I had surprised myself and enjoyed the classes, but here I was standing in the Lumen Room theatre, waiting to go on stage! How did I get to this point?!
A few years ago I certainly never thought I could do a burlesque performance.
The day before my 30th birthday, my husband and I found out that we couldn’t have children. That began a long and painful journey down the IVF road.
After 6 cycles, we were blessed with our daughter. We decided to try again, and after two very difficult cycles I was pregnant with our son.
It was a very hard pregnancy. I had severe morning sickness all throughout and spent time in and out of hospital. I kept getting told that it was pregnancy, and it would pass.

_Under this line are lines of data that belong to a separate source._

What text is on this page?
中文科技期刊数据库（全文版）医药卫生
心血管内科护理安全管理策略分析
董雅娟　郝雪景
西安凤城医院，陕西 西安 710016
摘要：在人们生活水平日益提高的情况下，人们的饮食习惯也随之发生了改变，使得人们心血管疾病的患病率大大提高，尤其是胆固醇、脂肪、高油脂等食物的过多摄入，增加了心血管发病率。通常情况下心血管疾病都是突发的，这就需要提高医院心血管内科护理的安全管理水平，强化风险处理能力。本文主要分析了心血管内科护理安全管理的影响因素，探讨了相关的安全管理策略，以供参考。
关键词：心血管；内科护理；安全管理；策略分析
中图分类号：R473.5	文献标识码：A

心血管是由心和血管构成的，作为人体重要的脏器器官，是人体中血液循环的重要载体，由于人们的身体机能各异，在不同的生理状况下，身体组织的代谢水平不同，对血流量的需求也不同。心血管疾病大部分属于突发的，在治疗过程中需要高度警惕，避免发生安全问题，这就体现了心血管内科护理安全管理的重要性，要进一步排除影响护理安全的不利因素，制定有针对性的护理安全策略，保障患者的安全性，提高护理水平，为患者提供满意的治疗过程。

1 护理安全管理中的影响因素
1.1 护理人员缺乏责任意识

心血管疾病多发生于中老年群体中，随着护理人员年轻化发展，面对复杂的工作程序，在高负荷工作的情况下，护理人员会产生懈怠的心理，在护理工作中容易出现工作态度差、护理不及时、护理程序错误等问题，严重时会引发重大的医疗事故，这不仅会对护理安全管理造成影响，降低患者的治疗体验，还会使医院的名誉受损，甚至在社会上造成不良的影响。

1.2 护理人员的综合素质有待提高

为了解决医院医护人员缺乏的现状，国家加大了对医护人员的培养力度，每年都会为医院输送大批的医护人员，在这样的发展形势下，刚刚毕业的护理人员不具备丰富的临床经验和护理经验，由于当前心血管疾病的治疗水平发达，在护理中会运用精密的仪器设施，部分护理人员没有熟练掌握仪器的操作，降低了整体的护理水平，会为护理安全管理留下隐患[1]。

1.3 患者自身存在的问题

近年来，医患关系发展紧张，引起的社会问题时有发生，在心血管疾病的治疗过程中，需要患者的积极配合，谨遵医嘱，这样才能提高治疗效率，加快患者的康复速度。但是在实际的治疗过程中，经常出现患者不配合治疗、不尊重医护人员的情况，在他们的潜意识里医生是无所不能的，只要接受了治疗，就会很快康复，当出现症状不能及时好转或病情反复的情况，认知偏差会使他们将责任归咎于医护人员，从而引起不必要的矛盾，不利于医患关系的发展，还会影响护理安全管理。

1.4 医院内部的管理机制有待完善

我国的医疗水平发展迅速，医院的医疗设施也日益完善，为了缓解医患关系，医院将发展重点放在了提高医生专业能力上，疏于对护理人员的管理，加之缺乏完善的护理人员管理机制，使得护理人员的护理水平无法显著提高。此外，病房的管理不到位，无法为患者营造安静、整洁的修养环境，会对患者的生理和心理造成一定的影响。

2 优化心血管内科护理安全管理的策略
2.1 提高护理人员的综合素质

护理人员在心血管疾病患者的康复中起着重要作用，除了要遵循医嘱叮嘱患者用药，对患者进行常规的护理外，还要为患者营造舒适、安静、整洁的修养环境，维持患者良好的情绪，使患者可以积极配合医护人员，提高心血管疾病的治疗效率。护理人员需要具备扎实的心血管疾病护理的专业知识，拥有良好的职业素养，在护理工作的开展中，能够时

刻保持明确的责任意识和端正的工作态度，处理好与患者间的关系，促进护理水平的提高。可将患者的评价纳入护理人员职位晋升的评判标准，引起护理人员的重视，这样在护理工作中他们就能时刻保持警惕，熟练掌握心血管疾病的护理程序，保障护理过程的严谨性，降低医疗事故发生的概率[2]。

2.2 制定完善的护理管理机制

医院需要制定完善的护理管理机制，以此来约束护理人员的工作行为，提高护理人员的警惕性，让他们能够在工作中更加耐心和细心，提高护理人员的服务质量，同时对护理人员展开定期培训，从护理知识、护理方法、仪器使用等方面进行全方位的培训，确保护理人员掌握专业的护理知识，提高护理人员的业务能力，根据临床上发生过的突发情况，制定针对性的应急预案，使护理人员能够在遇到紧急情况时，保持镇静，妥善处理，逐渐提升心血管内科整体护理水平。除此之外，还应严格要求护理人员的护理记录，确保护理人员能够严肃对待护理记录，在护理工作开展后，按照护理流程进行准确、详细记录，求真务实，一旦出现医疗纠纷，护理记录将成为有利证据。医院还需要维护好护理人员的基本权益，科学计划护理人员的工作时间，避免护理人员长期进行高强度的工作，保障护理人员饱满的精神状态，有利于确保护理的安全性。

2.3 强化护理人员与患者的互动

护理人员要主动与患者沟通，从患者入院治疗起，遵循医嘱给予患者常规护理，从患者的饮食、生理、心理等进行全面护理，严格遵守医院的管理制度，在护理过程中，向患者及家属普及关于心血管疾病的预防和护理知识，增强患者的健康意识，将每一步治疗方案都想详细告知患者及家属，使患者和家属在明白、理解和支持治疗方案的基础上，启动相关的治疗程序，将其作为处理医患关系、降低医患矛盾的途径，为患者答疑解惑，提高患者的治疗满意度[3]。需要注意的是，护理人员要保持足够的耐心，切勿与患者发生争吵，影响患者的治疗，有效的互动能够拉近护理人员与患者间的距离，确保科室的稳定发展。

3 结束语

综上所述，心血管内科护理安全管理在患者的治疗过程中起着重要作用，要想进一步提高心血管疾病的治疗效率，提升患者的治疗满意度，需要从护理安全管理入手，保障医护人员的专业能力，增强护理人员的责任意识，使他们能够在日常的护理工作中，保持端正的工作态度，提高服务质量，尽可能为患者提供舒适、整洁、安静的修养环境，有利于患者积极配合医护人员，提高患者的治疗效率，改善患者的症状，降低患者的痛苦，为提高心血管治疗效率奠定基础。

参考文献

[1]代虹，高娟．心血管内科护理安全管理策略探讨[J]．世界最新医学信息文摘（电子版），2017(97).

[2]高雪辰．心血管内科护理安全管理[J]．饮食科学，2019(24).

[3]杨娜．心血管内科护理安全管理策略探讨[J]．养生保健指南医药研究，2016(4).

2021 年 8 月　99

When he was born, it did pass, for a little while. But after a few months the nausea and dizziness returned. I found it difficult to do everyday things.
Thankfully my doctor took me seriously, although the specialists said “it’s just because you're a new mother, you are tired”... That was until I had a brain MRI.
When my son was just 8 months old, my daughter not even three, I was diagnosed with a brain tumour – which I nicknamed blobby.
The weeks that followed were scary and tumultuous. Blobby was benign, but given its location it was too risky to operate. I underwent radiation therapy where I had one big dose of radiation. I got a bit of a burn on my head, and I have a patch where my hair fell out, but initially things seemed fine.
Then one day I woke up and the room was spinning and I couldn’t see properly. I had deteriorated quite quickly and was admitted to hospital with swelling in the brain due to the radiation. I couldn’t walk properly, or see, and spent weeks in hospital, including my 35th birthday. When I came home, I was too weak to look after my children.
The weeks and months that followed were hard. The medication that stopped the swelling also came with lots of other complications. I was on steroids for 3 years and had to wean off them. My adrenal glands stopped working, I lost bone density, and I also put on weight. Lots of weight.
But I was determined that blobby wouldn’t get me down.
I eventually returned to work as an occupational therapist, and gradually built up my days until I was working full time again. I regained my strength and endurance. But I hated the way I looked, and what blobby had done to me.
That is, until my friend convinced me to try burlesque. That first performance was amazing. Standing on stage with so many beautiful women, of all shapes and sizes, made me realise that it doesn’t matter what you look like, as long as you can bring the personality out on stage!
The cheers from the crowd as we performed was thrilling. I left that night feeling so empowered and strong, and for the first time in years, happy with myself and my body.
I have since done more classes and performances. I have tried my hand at Singing Songstresses, and Vintage Jazz, but have fallen in love with Tap and Tease.
I feel part of such a warm and welcoming community.
We all have different backgrounds, different stories, and different reasons for being in the world of burlesque.
I can’t say that my body image issues have fully disappeared, but I know that up on stage, I can do anything! I am now just about to turn 40. I enter this new decade with a self-confidence that I have never had before.
Thank you to all the women who have welcomed me, and to the wonderful teachers who bring out the best in everybody. Let’s get those ta-tas out!